Stützen eines Urteils über Leistung, Befähigung und fachliche Eignung eines Beamten bzw. Richters auf eine nur partiell oder bruchstückhaft vorhandene Tatsachenkenntnis; Umfassende Anlage der Ermittlung eines einem höchstpersönlichen Werturteil zugrunde liegenden Sachverhalts ohne Aussparung einer zugänglichen und greifbaren Erkenntnisquelle

Bibliographie

Gericht
OVG Niedersachsen
Datum
15.09.2010
Aktenzeichen
5 ME 181/10
Entscheidungsform
Urteil
Referenz
WKRS 2010, 25580
Entscheidungsname
[keine Angabe]
ECLI
ECLI:DE:OVGNI:2010:0915.5ME181.10.0A

Fundstellen

  • FStBay 2011, 439-440
  • NVwZ-RR 2011, 167-169

Amtlicher Leitsatz

Das Urteil über Leistung, Befähigung und fachliche Eignung eines Beamten bzw.

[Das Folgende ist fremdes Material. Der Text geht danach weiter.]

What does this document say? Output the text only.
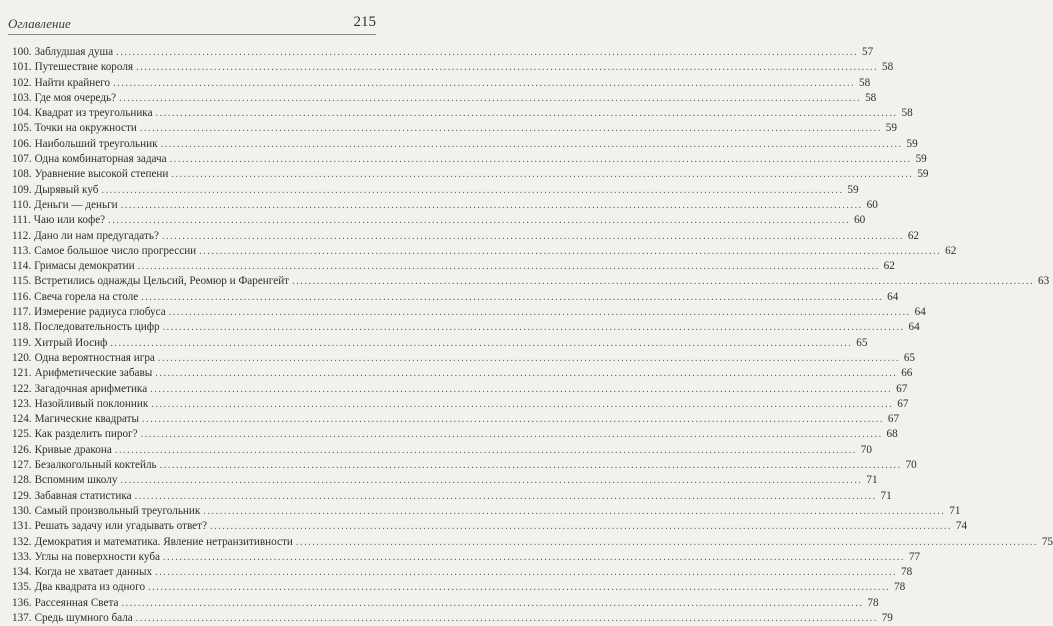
Оглавление	215
100. Заблудшая душа .....	57
101. Путешествие короля .....	58
102. Найти крайнего .....	58
103. Где моя очередь? .....	58
104. Квадрат из треугольника .....	58
105. Точки на окружности .....	59
106. Наибольший треугольник .....	59
107. Одна комбинаторная задача .....	59
108. Уравнение высокой степени .....	59
109. Дырявый куб .....	59
110. Деньги — деньги .....	60
111. Чаю или кофе? .....	60
112. Дано ли нам предугадать? .....	62
113. Самое большое число прогрессии .....	62
114. Гримасы демократии .....	62
115. Встретились однажды Цельсий, Реомюр и Фаренгейт .....	63
116. Свеча горела на столе .....	64
117. Измерение радиуса глобуса .....	64
118. Последовательность цифр .....	64
119. Хитрый Иосиф .....	65
120. Одна вероятностная игра .....	65
121. Арифметические забавы .....	66
122. Загадочная арифметика .....	67
123. Назойливый поклонник .....	67
124. Магические квадраты .....	67
125. Как разделить пирог? .....	68
126. Кривые дракона .....	70
127. Безалкогольный коктейль .....	70
128. Вспомним школу .....	71
129. Забавная статистика .....	71
130. Самый произвольный треугольник .....	71
131. Решать задачу или угадывать ответ? .....	74
132. Демократия и математика. Явление нетранзитивности .....	75
133. Углы на поверхности куба .....	77
134. Когда не хватает данных .....	78
135. Два квадрата из одного .....	78
136. Рассеянная Света .....	78
137. Средь шумного бала .....	79
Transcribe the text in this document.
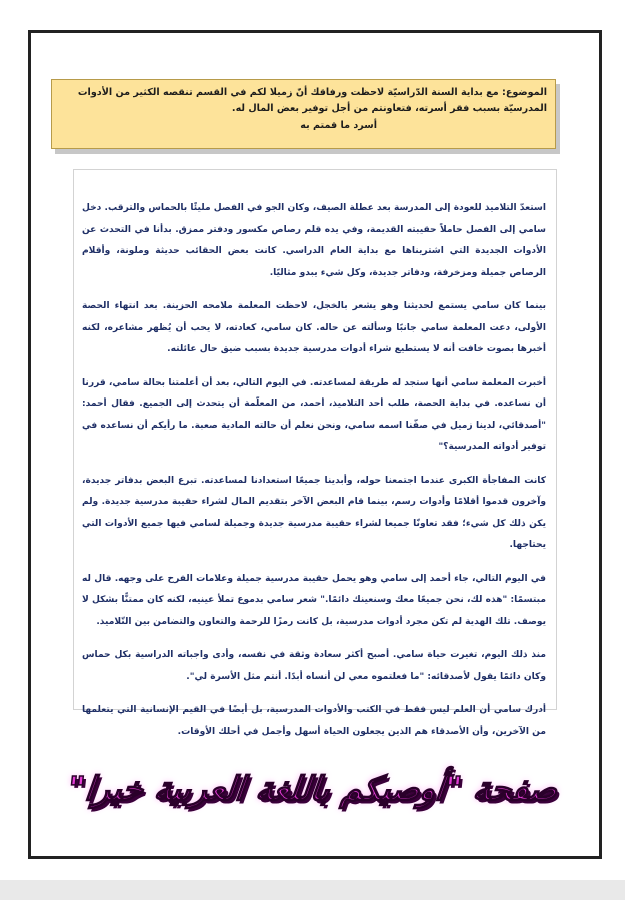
الموضوع: مع بداية السنة الدّراسيّة لاحظت ورفاقك أنّ زميلا لكم في القسم تنقصه الكثير من الأدوات المدرسيّة بسبب فقر أسرته، فتعاونتم من أجل توفير بعض المال له.
أسرد ما قمتم به

استعدّ التلاميذ للعودة إلى المدرسة بعد عطلة الصيف، وكان الجو في الفصل مليئًا بالحماس والترقب. دخل سامي إلى الفصل حاملاً حقيبته القديمة، وفي يده قلم رصاص مكسور ودفتر ممزق. بدأنا في التحدث عن الأدوات الجديدة التي اشتريناها مع بداية العام الدراسي. كانت بعض الحقائب حديثة وملونة، وأقلام الرصاص جميلة ومزخرفة، ودفاتر جديدة، وكل شيء يبدو مثاليًا.

بينما كان سامي يستمع لحديثنا وهو يشعر بالخجل، لاحظت المعلمة ملامحه الحزينة. بعد انتهاء الحصة الأولى، دعت المعلمة سامي جانبًا وسألته عن حاله. كان سامي، كعادته، لا يحب أن يُظهر مشاعره، لكنه أخبرها بصوت خافت أنه لا يستطيع شراء أدوات مدرسية جديدة بسبب ضيق حال عائلته.

أخبرت المعلمة سامي أنها ستجد له طريقة لمساعدته. في اليوم التالي، بعد أن أعلمتنا بحالة سامي، قررنا أن نساعده. في بداية الحصة، طلب أحد التلاميذ، أحمد، من المعلّمة أن يتحدث إلى الجميع. فقال أحمد: "أصدقائي، لدينا زميل في صفّنا اسمه سامي، ونحن نعلم أن حالته المادية صعبة. ما رأيكم أن نساعده في توفير أدواته المدرسية؟"

كانت المفاجأة الكبرى عندما اجتمعنا حوله، وأبدينا جميعًا استعدادنا لمساعدته. تبرع البعض بدفاتر جديدة، وآخرون قدموا أقلامًا وأدوات رسم، بينما قام البعض الآخر بتقديم المال لشراء حقيبة مدرسية جديدة. ولم يكن ذلك كل شيء؛ فقد تعاونّا جميعا لشراء حقيبة مدرسية جديدة وجميلة لسامي فيها جميع الأدوات التي يحتاجها.

في اليوم التالي، جاء أحمد إلى سامي وهو يحمل حقيبة مدرسية جميلة وعلامات الفرح على وجهه. قال له مبتسمًا: "هذه لك، نحن جميعًا معك وسنعينك دائمًا." شعر سامي بدموع تملأ عينيه، لكنه كان ممتنًّا بشكل لا يوصف. تلك الهدية لم تكن مجرد أدوات مدرسية، بل كانت رمزًا للرحمة والتعاون والتضامن بين التّلاميذ.

منذ ذلك اليوم، تغيرت حياة سامي. أصبح أكثر سعادة وثقة في نفسه، وأدى واجباته الدراسية بكل حماس وكان دائمًا يقول لأصدقائه: "ما فعلتموه معي لن أنساه أبدًا. أنتم مثل الأسرة لي".

أدرك سامي أن العلم ليس فقط في الكتب والأدوات المدرسية، بل أيضًا في القيم الإنسانية التي يتعلمها من الآخرين، وأن الأصدقاء هم الذين يجعلون الحياة أسهل وأجمل في أحلك الأوقات.

صفحة "أوصيكم باللغة العربية خيرا"
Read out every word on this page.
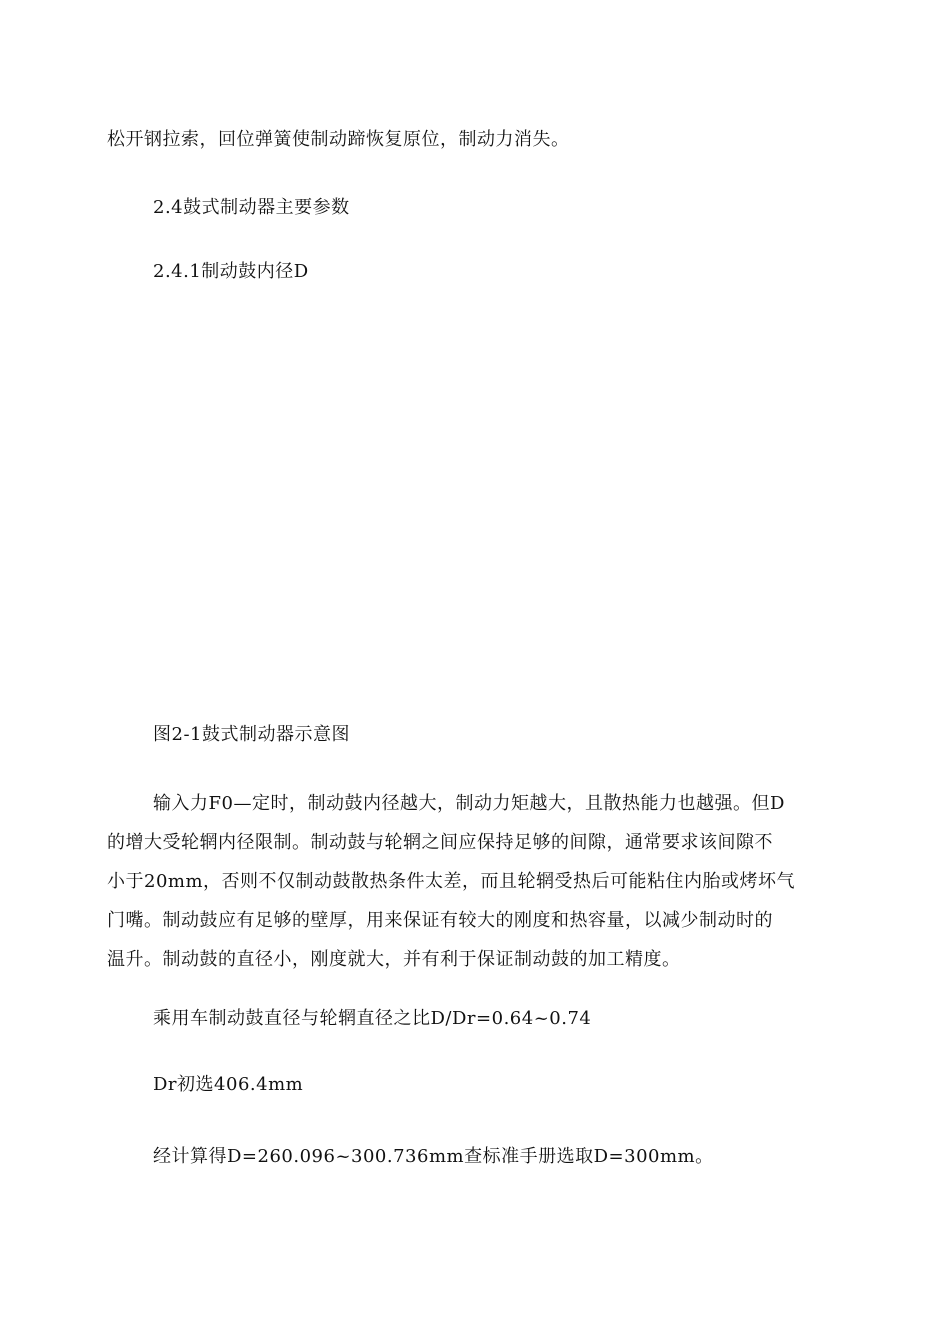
松开钢拉索，回位弹簧使制动蹄恢复原位，制动力消失。
2.4鼓式制动器主要参数
2.4.1制动鼓内径D
图2-1鼓式制动器示意图
输入力F0—定时，制动鼓内径越大，制动力矩越大，且散热能力也越强。但D
的增大受轮辋内径限制。制动鼓与轮辋之间应保持足够的间隙，通常要求该间隙不
小于20mm，否则不仅制动鼓散热条件太差，而且轮辋受热后可能粘住内胎或烤坏气
门嘴。制动鼓应有足够的壁厚，用来保证有较大的刚度和热容量，以减少制动时的
温升。制动鼓的直径小，刚度就大，并有利于保证制动鼓的加工精度。
乘用车制动鼓直径与轮辋直径之比D/Dr=0.64~0.74
Dr初选406.4mm
经计算得D=260.096~300.736mm查标准手册选取D=300mm。
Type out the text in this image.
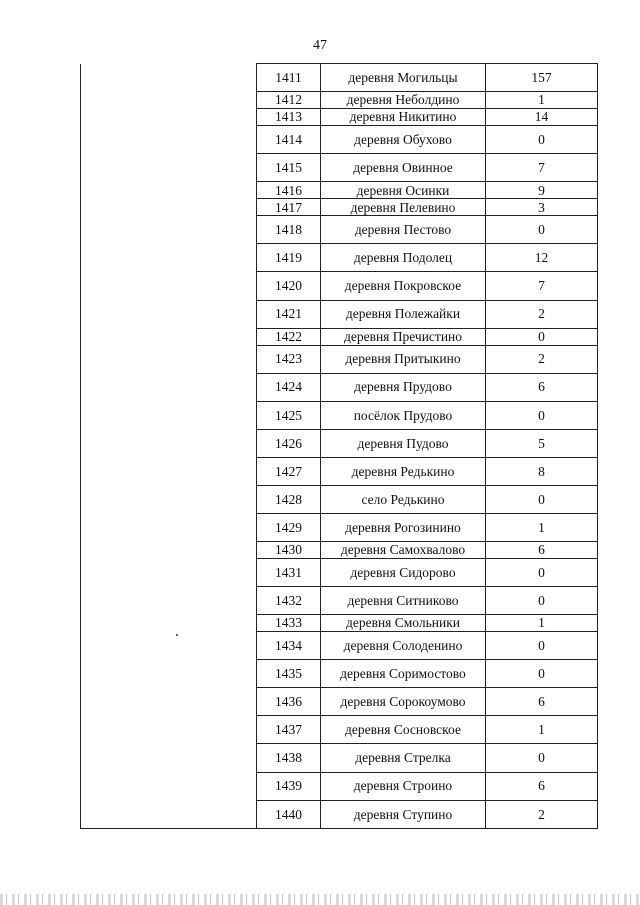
47
	1411	деревня Могильцы	157
	1412	деревня Неболдино	1
	1413	деревня Никитино	14
	1414	деревня Обухово	0
	1415	деревня Овинное	7
	1416	деревня Осинки	9
	1417	деревня Пелевино	3
	1418	деревня Пестово	0
	1419	деревня Подолец	12
	1420	деревня Покровское	7
	1421	деревня Полежайки	2
	1422	деревня Пречистино	0
	1423	деревня Притыкино	2
	1424	деревня Прудово	6
	1425	посёлок Прудово	0
	1426	деревня Пудово	5
	1427	деревня Редькино	8
	1428	село Редькино	0
	1429	деревня Рогозинино	1
	1430	деревня Самохвалово	6
	1431	деревня Сидорово	0
	1432	деревня Ситниково	0
	1433	деревня Смольники	1
	1434	деревня Солоденино	0
	1435	деревня Соримостово	0
	1436	деревня Сорокоумово	6
	1437	деревня Сосновское	1
	1438	деревня Стрелка	0
	1439	деревня Строино	6
	1440	деревня Ступино	2
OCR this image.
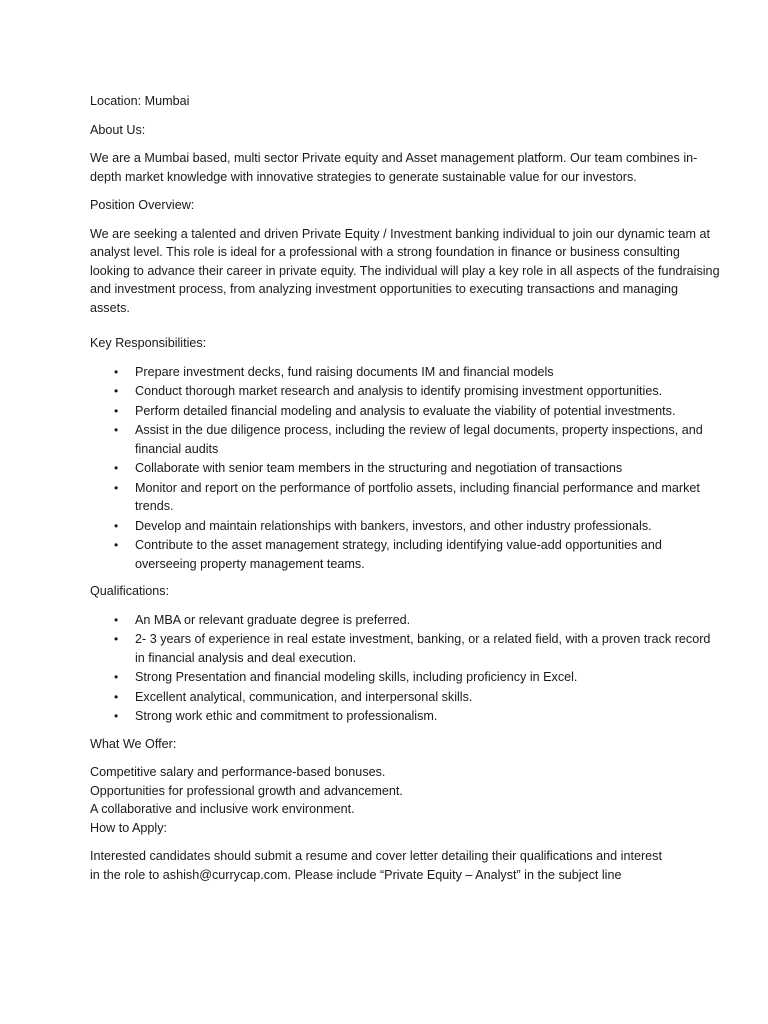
Location: Mumbai

About Us:

We are a Mumbai based, multi sector Private equity and Asset management platform. Our team combines in-depth market knowledge with innovative strategies to generate sustainable value for our investors.

Position Overview:

We are seeking a talented and driven Private Equity / Investment banking individual to join our dynamic team at analyst level. This role is ideal for a professional with a strong foundation in finance or business consulting looking to advance their career in private equity. The individual will play a key role in all aspects of the fundraising and investment process, from analyzing investment opportunities to executing transactions and managing assets.

Key Responsibilities:

• Prepare investment decks, fund raising documents IM and financial models
• Conduct thorough market research and analysis to identify promising investment opportunities.
• Perform detailed financial modeling and analysis to evaluate the viability of potential investments.
• Assist in the due diligence process, including the review of legal documents, property inspections, and financial audits
• Collaborate with senior team members in the structuring and negotiation of transactions
• Monitor and report on the performance of portfolio assets, including financial performance and market trends.
• Develop and maintain relationships with bankers, investors, and other industry professionals.
• Contribute to the asset management strategy, including identifying value-add opportunities and overseeing property management teams.

Qualifications:

• An MBA or relevant graduate degree is preferred.
• 2- 3 years of experience in real estate investment, banking, or a related field, with a proven track record in financial analysis and deal execution.
• Strong Presentation and financial modeling skills, including proficiency in Excel.
• Excellent analytical, communication, and interpersonal skills.
• Strong work ethic and commitment to professionalism.

What We Offer:

Competitive salary and performance-based bonuses.

Opportunities for professional growth and advancement.

A collaborative and inclusive work environment.

How to Apply:

Interested candidates should submit a resume and cover letter detailing their qualifications and interest

in the role to ashish@currycap.com. Please include “Private Equity – Analyst” in the subject line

Richters darf nicht auf eine nur partiell oder bruchstückhaft vorhandene Tatsachenkenntnis gestützt werden. Vielmehr muss die Ermittlung des Sachverhalts, auf den ein höchstpersönliches Werturteil gestützt werden soll, umfassend angelegt sein und darf zugängliche und greifbare Erkenntnisquellen nicht von vornherein aussparen.

Gründe

1

I.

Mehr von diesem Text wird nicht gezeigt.